Cenevre’ye doğru

Uluslararası arenada Cenevre II olarak adlandırılan toplantı öncesinde peş peşe hamleler geliyor. Toplantının gündemi Suriye. Başka bir ifadeyle Beşar Esad’ın geleceği.

Cenevre’de masada kimlerin olacağı konusunda hala önemli belirsizlikler var. Rusya, özellikle İran’ın masada olması gerektiğini söylerken, diğer yandan Suriye muhalefetinin katılımıyla ilgili ‘renksiz’ tutumunu da sürdürüyor.

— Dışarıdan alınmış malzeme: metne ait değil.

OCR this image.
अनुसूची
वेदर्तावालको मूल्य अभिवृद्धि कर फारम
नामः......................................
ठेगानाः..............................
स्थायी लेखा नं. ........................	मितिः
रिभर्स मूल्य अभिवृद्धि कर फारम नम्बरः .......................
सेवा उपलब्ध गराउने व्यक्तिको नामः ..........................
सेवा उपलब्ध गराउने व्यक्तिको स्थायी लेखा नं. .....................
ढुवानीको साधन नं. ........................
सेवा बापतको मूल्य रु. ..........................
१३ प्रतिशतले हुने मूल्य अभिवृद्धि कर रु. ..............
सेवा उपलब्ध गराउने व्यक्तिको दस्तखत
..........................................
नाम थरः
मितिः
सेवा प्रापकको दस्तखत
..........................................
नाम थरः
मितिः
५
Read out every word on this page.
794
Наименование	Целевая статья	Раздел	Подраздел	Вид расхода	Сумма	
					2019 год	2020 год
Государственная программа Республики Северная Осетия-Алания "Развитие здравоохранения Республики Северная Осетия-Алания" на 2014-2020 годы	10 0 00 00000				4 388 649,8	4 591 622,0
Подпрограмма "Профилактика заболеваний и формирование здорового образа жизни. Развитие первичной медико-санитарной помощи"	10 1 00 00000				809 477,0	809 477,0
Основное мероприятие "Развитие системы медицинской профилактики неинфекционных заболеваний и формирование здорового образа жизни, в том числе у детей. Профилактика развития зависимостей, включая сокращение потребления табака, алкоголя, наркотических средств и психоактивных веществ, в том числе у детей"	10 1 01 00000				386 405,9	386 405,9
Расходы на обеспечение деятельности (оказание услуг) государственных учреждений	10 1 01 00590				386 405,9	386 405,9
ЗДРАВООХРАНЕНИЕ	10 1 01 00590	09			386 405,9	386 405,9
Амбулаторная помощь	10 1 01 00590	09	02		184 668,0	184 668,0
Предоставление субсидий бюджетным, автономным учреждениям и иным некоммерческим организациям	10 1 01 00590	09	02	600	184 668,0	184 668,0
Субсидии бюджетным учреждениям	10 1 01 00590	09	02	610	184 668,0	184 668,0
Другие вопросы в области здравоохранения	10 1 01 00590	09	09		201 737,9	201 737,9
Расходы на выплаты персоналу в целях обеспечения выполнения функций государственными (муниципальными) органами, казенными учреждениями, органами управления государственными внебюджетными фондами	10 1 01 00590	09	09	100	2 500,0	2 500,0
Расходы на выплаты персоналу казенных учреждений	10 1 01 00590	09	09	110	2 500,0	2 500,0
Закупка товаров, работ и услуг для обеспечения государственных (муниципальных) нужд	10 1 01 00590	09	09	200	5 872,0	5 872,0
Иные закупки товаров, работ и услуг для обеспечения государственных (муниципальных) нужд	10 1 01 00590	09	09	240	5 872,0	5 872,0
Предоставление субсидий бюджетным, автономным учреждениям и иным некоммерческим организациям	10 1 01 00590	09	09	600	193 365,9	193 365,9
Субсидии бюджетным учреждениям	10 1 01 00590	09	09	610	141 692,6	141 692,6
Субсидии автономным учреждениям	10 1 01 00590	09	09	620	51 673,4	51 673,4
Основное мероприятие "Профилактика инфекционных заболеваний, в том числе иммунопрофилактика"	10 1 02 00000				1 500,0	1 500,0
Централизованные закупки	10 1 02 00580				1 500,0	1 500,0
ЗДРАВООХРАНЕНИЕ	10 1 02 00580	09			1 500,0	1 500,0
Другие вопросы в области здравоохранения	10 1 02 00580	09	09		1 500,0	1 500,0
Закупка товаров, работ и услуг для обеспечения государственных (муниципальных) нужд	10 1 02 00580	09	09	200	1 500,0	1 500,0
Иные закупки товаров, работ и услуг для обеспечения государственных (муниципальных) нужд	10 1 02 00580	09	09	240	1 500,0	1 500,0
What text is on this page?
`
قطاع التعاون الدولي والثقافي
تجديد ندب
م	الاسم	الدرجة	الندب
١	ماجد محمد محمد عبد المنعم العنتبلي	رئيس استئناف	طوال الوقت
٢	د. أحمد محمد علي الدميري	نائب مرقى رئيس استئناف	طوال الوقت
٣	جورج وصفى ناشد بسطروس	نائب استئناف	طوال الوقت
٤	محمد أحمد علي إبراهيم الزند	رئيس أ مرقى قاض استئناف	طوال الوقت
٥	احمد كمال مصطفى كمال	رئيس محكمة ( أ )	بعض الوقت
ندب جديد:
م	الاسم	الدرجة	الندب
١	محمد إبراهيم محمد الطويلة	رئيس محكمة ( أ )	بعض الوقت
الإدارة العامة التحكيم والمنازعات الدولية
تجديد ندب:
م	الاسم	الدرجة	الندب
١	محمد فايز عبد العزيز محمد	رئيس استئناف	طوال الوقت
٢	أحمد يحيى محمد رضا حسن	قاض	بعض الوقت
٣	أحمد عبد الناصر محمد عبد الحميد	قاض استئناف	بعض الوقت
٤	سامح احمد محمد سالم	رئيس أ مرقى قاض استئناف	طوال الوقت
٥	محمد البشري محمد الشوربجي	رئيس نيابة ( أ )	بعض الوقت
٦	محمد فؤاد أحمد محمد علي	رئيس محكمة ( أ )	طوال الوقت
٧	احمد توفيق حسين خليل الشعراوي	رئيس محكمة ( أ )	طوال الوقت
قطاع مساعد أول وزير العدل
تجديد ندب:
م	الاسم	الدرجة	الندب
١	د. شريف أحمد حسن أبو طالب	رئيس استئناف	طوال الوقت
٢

Moskova, Suriye sorunuyla ilgili anahtar ülke rolünü elde ettiği andan itibaren birkaç önemli başlık üzerinde duruyor. Öncelikle Esad’ı bir kart olarak sürekli masada tutmaya çalışıyor. Hatta eğer mutabakat sağlanırsa, geçici hükümette yer almasını savunuyor.

Rusya’nın elinde tutmak istediği asıl unsur, rejimin niteliği. Çünkü rejimde yaşanacak köklü bir değişim işine gelmiyor; aksine elini zayıflatacak bir tehdit olarak görülüyor. Başka bir ifadeyle Rusya, rejimde belli makyajlar olmasını, mevcut dokusunun çok fazla zedelenmemesini istiyor. Masada İran’ın varlığını tam da bu nedenle savunuyor. Çünkü Şam’daki çelik çekirdeği tek başına elde tutması ya da yönlendirmesi mümkün değil. Tahran’ın bu konudaki nüfuzuna ciddi ölçüde ihtiyacı var.

Öte yandan Tahran, İslam dünyasında kendisini ciddi ölçüde hırpalayan Suriye ve Esad denklemini savundukça, kendisine yeni bir yer aradığı uluslararası zeminde de sıkıntıya düşeceğinin farkında. Bu yönüyle kendi bölgesel rolü ile küresel ölçekteki yeni arayışı üzerinde bir denge kurmaya çalışıyor.

***

Rejimde köklü değişimlerin olmamasının en ciddi rahatsızlık uyandıracağı ülke elbette Türkiye. Mevcut durumun geçici çözümlerle devam etmesi, Ankara açısından elbette stratejik bir tehdidin devamı anlamına geliyor.

Tuhaf olan Rusya’nın Suriye’de olup biteni bölgesel bir tehdit olarak görüp, aynı zamanda bu tehdidin kaynağı olan rejimi ayakta tutma çabası. İşte Cenevre öncesi tablo üç aşağı beş yukarı böyle.

Daha da tuhaf olana gelince. Bu kadar kritik bir toplantıda adından söz ettiğimiz ülkeler, Türkiye, Rusya ve İran. Geleneksel ifadeyle Batı dediğimiz ittifakın ise varlığı pratik olarak neredeyse hiçbir anlam ifade etmiyor.

Sıkça ve uzun bir zamandır, Suriye sorununun uluslararası sistem tarafından Rusya’ya havale edildiğini yazıyorum. Ancak elbette Moskova kendisine özel bir alanda bazı adımlar atıyor. Bunun için sarkacın iki ucunda Türkiye ve İran var. Bakalım bu denge nasıl kurulacak.

***

Şimdi eğer memlekette kan gövdeyi götürüyor, sen neden bahsediyorsun diyen varsa, biraz da onlara bakalım.

Memleketimiz sınırları içinde devam eden, lakin perde arkasında bölgesel ve küresel rekabetin olduğu çatışmaları, ustaca örtülerle önümüze getirenler, hangi başlıkları kullanırsa kullansın asıl tablo giderek netleşiyor.

Ankara, iddialarından geri adım atmaya zorlanıyor. Bunun için yapılması gereken, bu iddiaları sahici ve samimi bir dille dünyaya ilan eden aktörlerin tasfiyesi.

Bu operasyon Tayyip Erdoğan’a yönelik dediğimizde, neden karşımızda bir koro siz şunların bunların üzerini örtmeye çalışıyorsunuz diye çırpınıyor diye hala merak eden var mı bilmiyorum.

Ama cumhurbaşkanını hükümeti feshetmeye davet edecek kadar aklını, insafını ve izanını yitirmiş insanların görüş sahibi olduğu bir ülkede herkesin gerçeği görmesi biraz zaman alacak.